C'est effectivement le mode de transmission des œuvres au XIXe siècle qui a inspiré ma démarche.

Silvano a dit…

uvdp : Je le savais, voyez-vous ! Mais c'est un roman, pas une œuvre d'historien. J'espère que vous ne m'intenterez pas un procès (d'intention) pour m'être permis de prendre quelques libertés. Vous êtes un tantinet chipoteur : vous arrive-t-il d'être indulgent (on se croirait sur les "réseaux sociaux") ?

Alex Cendre a dit…

Jean Moulin était en vacances à l'hôtel Papillon de St Jean du Bruel du 15 juin au 4 juillet à midi et demie, c'est la vérité historique.
:)

Silvano a dit…

@Alex Cendre : vous êtes grand !

uvdp a dit…

J'aime bien que la vérité historique soit respectée , même dans un roman . Si je comprends bien , "Mon amant de St Jean" sera à la vérité historique , ce qu'est "La recherche du temps perdu" à la vie de Proust , "La comédie humaine" ` à son époque ...

Silvano a dit…

Elle le sera, puisque Alex Cendre nous donne une information de la plus haute importance... Historique.

Anonyme a dit…

C'est très prometteur, cher Silvano.
J'entre doucement dans l'histoire, confiante et attentive.
Votre écriture semble "respirer plus amplement", je ne sais comment l'exprimer autrement.
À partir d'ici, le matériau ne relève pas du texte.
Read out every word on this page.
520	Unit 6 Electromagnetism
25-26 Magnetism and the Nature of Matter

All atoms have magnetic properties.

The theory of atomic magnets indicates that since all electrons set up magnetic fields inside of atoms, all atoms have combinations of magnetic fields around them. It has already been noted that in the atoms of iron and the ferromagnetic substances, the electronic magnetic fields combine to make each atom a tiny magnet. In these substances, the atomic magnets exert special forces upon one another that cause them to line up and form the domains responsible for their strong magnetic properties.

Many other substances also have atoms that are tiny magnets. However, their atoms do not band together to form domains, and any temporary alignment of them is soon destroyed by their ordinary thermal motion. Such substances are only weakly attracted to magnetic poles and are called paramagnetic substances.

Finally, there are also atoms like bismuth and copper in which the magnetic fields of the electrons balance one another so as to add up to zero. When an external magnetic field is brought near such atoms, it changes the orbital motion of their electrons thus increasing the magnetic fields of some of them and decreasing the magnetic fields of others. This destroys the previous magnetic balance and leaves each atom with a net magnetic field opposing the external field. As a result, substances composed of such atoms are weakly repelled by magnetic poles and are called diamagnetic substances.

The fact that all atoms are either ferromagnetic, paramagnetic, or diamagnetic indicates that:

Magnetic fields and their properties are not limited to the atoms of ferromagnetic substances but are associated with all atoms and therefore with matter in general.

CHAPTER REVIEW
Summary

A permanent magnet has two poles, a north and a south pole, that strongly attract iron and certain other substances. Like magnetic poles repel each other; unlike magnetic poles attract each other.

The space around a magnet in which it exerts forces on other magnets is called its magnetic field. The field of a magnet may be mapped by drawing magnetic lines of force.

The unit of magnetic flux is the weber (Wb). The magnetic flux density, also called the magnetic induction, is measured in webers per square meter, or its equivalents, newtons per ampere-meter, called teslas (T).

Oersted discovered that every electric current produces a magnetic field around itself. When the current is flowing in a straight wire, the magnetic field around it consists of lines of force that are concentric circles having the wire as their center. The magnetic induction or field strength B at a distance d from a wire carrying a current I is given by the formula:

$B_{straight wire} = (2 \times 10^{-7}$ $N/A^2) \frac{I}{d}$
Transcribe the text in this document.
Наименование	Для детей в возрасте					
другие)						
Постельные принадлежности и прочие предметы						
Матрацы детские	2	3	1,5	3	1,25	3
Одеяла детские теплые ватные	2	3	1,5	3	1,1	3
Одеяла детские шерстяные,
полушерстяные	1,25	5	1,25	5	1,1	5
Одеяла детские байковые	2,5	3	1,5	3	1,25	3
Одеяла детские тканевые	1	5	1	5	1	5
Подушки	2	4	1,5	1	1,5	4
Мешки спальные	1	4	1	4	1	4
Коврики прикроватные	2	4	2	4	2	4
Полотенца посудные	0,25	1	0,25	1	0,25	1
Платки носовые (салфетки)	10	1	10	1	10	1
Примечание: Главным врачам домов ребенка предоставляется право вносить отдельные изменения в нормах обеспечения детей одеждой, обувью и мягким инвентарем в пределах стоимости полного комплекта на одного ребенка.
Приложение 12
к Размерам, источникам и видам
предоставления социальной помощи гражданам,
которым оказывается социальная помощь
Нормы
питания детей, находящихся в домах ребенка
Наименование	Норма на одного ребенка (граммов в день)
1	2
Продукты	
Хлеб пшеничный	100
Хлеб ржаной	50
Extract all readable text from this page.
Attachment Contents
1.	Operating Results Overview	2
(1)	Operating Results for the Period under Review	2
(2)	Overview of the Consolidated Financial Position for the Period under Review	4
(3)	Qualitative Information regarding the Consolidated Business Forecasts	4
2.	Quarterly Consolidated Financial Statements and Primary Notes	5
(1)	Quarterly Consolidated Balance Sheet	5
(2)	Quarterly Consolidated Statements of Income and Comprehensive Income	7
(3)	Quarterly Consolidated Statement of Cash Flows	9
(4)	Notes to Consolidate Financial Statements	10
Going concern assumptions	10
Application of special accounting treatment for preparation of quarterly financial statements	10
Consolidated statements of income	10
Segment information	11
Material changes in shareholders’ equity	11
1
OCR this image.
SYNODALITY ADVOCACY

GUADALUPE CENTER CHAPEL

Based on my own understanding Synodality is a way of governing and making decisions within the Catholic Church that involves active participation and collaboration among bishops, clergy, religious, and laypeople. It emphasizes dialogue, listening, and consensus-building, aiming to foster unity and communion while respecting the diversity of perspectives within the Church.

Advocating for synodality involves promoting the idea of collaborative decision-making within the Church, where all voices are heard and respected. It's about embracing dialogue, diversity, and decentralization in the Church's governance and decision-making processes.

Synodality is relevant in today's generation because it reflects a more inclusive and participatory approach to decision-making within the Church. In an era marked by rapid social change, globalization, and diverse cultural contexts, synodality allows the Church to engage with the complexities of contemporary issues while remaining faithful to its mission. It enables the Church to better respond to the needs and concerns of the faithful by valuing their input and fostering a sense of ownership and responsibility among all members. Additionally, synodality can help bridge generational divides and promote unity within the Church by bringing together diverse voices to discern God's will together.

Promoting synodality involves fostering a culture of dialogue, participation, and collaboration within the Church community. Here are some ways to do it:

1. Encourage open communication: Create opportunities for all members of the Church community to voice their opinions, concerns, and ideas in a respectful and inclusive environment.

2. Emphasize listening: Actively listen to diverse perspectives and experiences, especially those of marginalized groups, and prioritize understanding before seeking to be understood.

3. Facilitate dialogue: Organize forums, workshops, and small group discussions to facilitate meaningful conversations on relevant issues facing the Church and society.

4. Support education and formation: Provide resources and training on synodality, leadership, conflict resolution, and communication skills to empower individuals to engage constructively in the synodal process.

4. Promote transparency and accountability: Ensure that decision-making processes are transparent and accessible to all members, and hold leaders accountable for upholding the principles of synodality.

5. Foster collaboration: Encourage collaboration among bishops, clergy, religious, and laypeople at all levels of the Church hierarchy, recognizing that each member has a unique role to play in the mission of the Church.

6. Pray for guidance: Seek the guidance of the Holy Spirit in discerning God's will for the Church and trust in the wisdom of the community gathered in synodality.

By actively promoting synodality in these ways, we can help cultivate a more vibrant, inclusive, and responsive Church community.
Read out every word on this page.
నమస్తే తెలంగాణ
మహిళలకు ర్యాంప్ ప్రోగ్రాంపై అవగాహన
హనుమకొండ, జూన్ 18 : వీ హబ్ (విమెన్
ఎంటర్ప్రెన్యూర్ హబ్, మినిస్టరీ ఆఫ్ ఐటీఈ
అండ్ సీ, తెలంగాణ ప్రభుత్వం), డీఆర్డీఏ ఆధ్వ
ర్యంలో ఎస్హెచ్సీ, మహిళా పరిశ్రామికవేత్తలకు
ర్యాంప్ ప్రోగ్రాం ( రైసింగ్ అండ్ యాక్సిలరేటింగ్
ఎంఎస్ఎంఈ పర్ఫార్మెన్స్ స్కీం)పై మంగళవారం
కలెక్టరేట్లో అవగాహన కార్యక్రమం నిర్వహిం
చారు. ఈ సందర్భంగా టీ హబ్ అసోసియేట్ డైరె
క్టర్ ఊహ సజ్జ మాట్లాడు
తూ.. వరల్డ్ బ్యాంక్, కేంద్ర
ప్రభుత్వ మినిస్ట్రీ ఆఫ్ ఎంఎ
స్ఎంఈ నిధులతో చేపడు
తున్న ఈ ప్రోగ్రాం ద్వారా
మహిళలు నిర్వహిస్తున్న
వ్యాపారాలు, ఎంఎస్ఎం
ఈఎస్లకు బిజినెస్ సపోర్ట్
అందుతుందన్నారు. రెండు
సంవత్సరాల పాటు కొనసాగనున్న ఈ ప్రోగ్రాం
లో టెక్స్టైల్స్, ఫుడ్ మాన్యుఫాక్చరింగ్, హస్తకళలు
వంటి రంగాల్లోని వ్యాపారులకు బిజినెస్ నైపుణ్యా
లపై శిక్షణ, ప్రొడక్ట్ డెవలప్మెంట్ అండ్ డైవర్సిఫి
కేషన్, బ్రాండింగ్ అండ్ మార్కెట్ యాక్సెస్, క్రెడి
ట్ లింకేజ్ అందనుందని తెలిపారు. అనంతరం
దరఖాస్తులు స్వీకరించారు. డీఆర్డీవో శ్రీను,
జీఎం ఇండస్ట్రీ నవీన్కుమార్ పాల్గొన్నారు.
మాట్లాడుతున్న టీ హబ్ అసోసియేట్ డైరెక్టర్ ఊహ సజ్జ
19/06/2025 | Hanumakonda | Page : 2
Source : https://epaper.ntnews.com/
C'est une belle sensation qui me donne très envie de lire la suite.
Marie

minidok a dit…

Merci pour la mise en contexte. Cela assoit l'édifice...

Ciel ! Pratiquerait-on le naturisme dans les ruines ? Il est vrai que des jeunes hommes "trop beaux" sont faits pour prendre la pause... et si ce n'est un livre à la main, ou assis devant un piano, ce sera une fleur des champs entre les lèvres... sans doute. Je rêve sans doute un peu trop de la suite, déjà.

Merci encore pour ce beau jet de plume.
Dominique

Silvano a dit…

Merci, merci, merci à tous ici et par vos courriels : vous me galvanisez !
Marie, depuis "Victor", votre bienveillance me fait chaud au cœur en ces premières froidures.

Antoine a dit…

À quoi bon ergoter, pour reprendre le terme de René qui commente un autre billet ?
De plus, Wikipédia n'est pas la bible : ce sont des contributeurs qui en amendent les notices et font disparaître les inexactitudes. Cela dit, pris par ce roman découpé en tranches savoureuses, je me contrefous des dates. Surtout qu'ici, ça reste plausible.

Anonyme a dit…

Merci Silvano pour ce rdv littéraire , captivant. Je suis embarqué par le récit , c'est une fiction .A quoi bon chipoter , le plaisir pour le lecteur que je suis est réel.